Но если со стороны, так сказать, психологической здесь не разрешается вопрос, а заменяется другим, более трудным, то со стороны логической мы приходим к полному абсурду. Наслаждение, которое наступает как результат некоторого действия, имеющего моральный смысл, есть не что иное, как следствие этого действия. В сфере психической следствие может быть в то же время и причиной при одном необходимом условии: в момент совершения какого-либо действия следствие должно предполагаться, это предположение и может быть причиной, обусловливающей собой действие, результатом которого будет предположение уже в его осуществлённом виде.
Приложим эту логическую схему к нашему вопросу.
Человек совершает действие, убивает должностное лицо, следствием этого акта является наслаждение от сознания исполненного долга, оно же, это наслаждение, как некоторое предположение, по этой теории, и является причиной, вызвавшей действие, т. е., другими словами, человек, убивая другого, уже знал, что получит столь сильное чувство морального наслаждения, что будет готов за него отдать жизнь. Откуда же, спрашивается, может взяться подобное знание? Должен же был человек когда-нибудь первый раз узнать это, и тогда, в этот первый раз, значит, им не могло руководить предположение, ибо это предполагаемое чувство наслаждения было ему неизвестно. Значит, в первый раз им руководили какие-нибудь причины, лежащие в другой плоскости.
Нельзя здесь ссылаться на инстинкт, ибо в самой основе всякого инстинкта лежит чувство самосохранения. Не может инстинкт обусловливать чувства, которому в жертву приносится жизнь.
Что же лежит в основе тех чувств, которые заставляют человека жертвовать своей жизнью? С несомненностью можно установить, что обусловливать добровольное прекращение личной жизни может только то, что не теряет своего бытия и после её прекращения. Любовь, которая заставляет полагать душу свою за други своя 4, должна иметь начало, стоящее по своему бытию выше конечного земного существования.

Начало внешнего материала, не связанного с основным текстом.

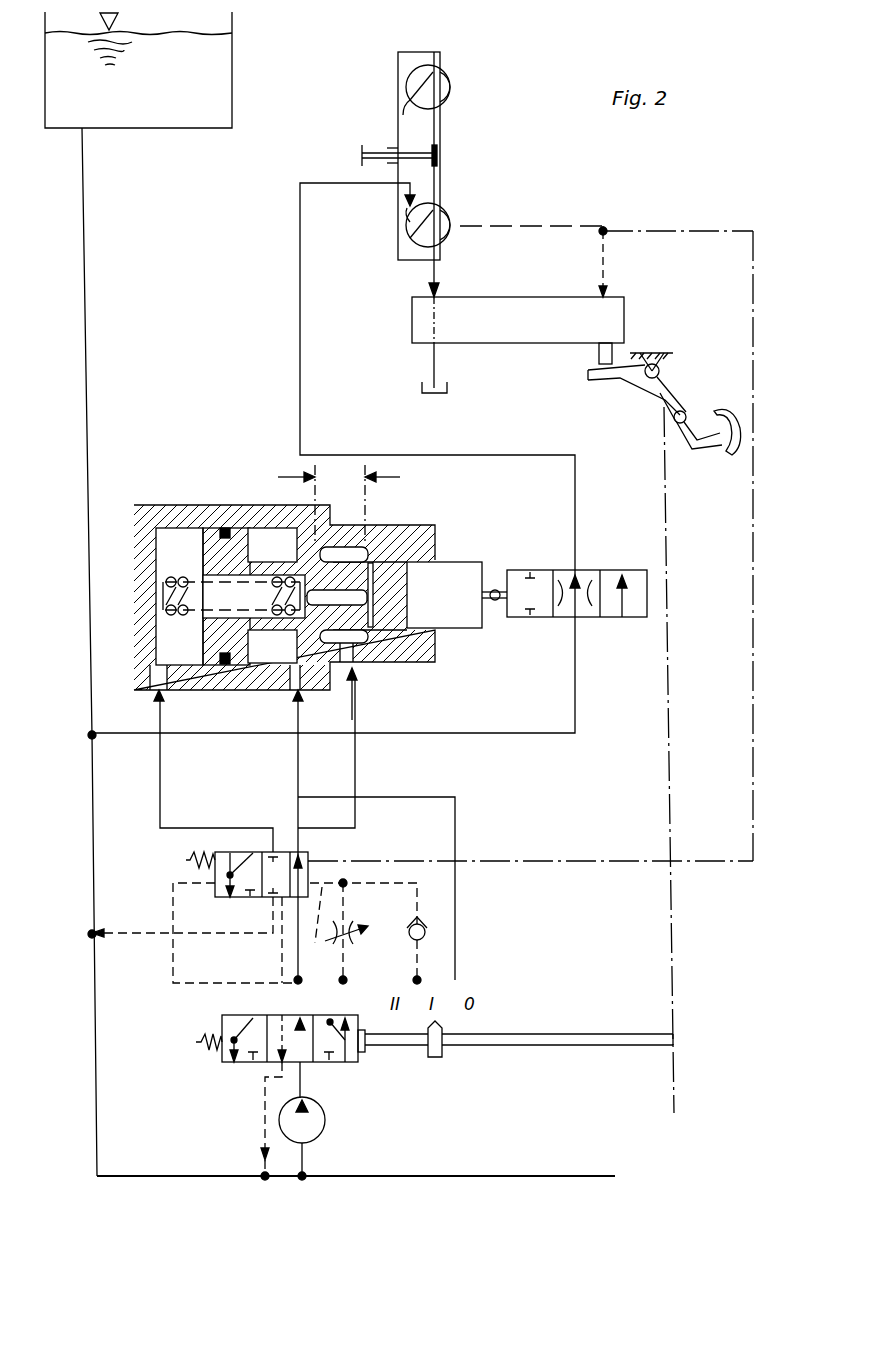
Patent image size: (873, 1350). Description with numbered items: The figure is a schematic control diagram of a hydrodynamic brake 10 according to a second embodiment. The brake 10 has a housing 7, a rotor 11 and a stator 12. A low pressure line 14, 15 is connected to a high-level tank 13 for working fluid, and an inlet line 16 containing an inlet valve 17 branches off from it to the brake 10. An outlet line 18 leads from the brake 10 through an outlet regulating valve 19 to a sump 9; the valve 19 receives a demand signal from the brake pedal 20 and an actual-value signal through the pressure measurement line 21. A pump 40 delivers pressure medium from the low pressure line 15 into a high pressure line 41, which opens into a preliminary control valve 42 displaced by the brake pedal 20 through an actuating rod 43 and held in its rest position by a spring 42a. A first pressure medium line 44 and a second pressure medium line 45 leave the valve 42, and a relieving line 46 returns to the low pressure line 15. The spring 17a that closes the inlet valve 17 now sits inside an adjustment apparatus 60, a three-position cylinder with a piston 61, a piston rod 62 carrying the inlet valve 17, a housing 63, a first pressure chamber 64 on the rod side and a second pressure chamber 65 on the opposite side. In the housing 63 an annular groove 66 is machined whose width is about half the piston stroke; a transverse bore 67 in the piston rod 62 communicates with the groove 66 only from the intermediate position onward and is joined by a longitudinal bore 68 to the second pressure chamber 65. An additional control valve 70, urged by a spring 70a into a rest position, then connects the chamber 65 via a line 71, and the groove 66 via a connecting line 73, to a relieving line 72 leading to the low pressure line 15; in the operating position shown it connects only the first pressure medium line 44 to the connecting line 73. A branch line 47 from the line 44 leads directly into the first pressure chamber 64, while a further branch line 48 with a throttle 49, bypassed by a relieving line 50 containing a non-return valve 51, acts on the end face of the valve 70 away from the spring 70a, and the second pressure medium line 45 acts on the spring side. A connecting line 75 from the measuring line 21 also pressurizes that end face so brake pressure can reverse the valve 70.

The housing 7 is at (398, 209).
The sump 9 is at (443, 395).
The hydrodynamic brake 10 is at (386, 117).
The rotor 11 is at (418, 238).
The stator 12 is at (452, 219).
The high-level tank 13 is at (221, 80).
The low pressure line 14 is at (86, 374).
The low pressure line 15 is at (98, 1138).
The inlet line 16 is at (300, 372).
The inlet valve 17 is at (607, 578).
The spring 17a is at (181, 622).
The outlet line 18 is at (437, 365).
The outlet regulating valve 19 is at (527, 332).
The brake pedal 20 is at (648, 385).
The pressure measurement line 21 is at (563, 226).
The pump 40 is at (323, 1128).
The high pressure line 41 is at (305, 1090).
The preliminary control valve 42 is at (358, 1062).
The spring 42a is at (196, 1042).
The actuating rod 43 is at (668, 430).
The first pressure medium line 44 is at (298, 958).
The second pressure medium line 45 is at (170, 945).
The relieving line 46 is at (262, 1090).
The branch line 47 is at (460, 900).
The branch line 48 is at (343, 962).
The throttle 49 is at (356, 942).
The relieving line 50 is at (417, 905).
The non-return valve 51 is at (421, 936).
The adjustment apparatus 60 is at (316, 588).
The piston 61 is at (207, 528).
The piston rod 62 is at (437, 570).
The housing 63 is at (160, 508).
The first pressure chamber 64 is at (282, 559).
The second pressure chamber 65 is at (189, 559).
The annular groove 66 is at (350, 520).
The transverse bore 67 is at (400, 606).
The longitudinal bore 68 is at (341, 695).
The control valve 70 is at (310, 857).
The spring 70a is at (176, 861).
The line 71 is at (160, 770).
The relieving line 72 is at (143, 930).
The connecting line 73 is at (355, 770).
The connecting line 75 is at (753, 768).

Отдавать свою жизнь во имя чего бы то ни было можно только в том случае, если эта земная жизнь является частным моментом в отношении начала абсолютного.

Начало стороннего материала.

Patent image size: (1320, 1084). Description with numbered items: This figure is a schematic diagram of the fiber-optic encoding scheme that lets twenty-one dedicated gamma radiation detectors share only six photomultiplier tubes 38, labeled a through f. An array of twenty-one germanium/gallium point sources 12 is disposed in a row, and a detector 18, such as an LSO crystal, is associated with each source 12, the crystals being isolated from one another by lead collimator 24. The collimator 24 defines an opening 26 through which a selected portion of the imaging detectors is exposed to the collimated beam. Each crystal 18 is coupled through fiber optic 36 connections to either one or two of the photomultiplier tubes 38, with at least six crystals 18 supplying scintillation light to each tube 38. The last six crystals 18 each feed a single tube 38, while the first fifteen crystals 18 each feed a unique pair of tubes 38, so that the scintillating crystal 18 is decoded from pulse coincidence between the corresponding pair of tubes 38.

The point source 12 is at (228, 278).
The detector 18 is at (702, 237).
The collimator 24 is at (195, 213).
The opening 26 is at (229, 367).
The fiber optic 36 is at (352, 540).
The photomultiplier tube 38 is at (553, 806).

Все эгоистические теории высшим началом, всеопределяющим центром считают смертную, преходящую личность человека — всё для неё, всё ради неё 5. И они последовательны, покудова не доходят до факта добровольного уничтожения этого всеопределяющего центра во имя чего-то другого. Очевидно, есть какой-то высший центр, высшее начало, в отношении которого самая земная жизнь человеческая есть не что иное, как некоторый преходящий момент.
Это высшее начало — бессмертная сущность человека.
И пусть не говорят, что почти все заведомо шедшие под расстрел самым решительным образом отрицали всякие религиозные предрассудки вообще и идею бессмертия, в частности, — значит, вера в бессмертие никакого значения для них иметь не могла. Не о вере в бессмертие здесь речь, а о факте человеческого бессмертия.
Анализируя вопрос с психологической и логической его сторон, мы пришли к заключению, что факт добровольного прекращения жизни в своих начальных, неизбежных предпосылках, как самую глубокую первопричину свою, должен иметь факт человеческого бессмертия. Один бессмертный дух человеческий может собой обусловливать их добровольную героическую жертву, не о вере их в бессмертие, которая могла бы иметь лишь субъективное значение, — о большем, имеющем объективную ценность, свидетельствует их добровольный мученический венец.
Он говорит нам: вы бессмертны!
—————
Но если террористические акты, каковы бы они ни были сами по себе, какой бы моральной оценке ни подлежали по самому существу своему, возможны только при наличности человеческого бессмертия, то, с другой стороны, факт этого бессмертия, ставший религиозной верой, принятой не только сознанием, но и душой, делает террор и всякое убийство абсолютно недопустимым.
Если из террора с неизбежностью вытекает идея бессмертия, то и, наоборот, из идеи бессмертия с такой же неизбежностью вытекает полная недопустимость террора.
Другими словами, террор может быть только потому, что человек бессмертен, но террор не может быть, как только человек об этом узнает.
К рассмотрению этого чрезвычайно трудного и запутанного вопроса мы теперь и перейдём.
II
Никогда не относись к человеку как к средству, но всегда как к цели — вот принцип, который был во всей силе провозглашён Христом и потом много веков спустя повторён Кантом 6.
Не пустым звуком, а безусловной правдой, вмещающей в себя гораздо больше, чем принято думать, вмещающей чисто религиозное содержание, становится этот принцип только в связи с идеей бессмертия.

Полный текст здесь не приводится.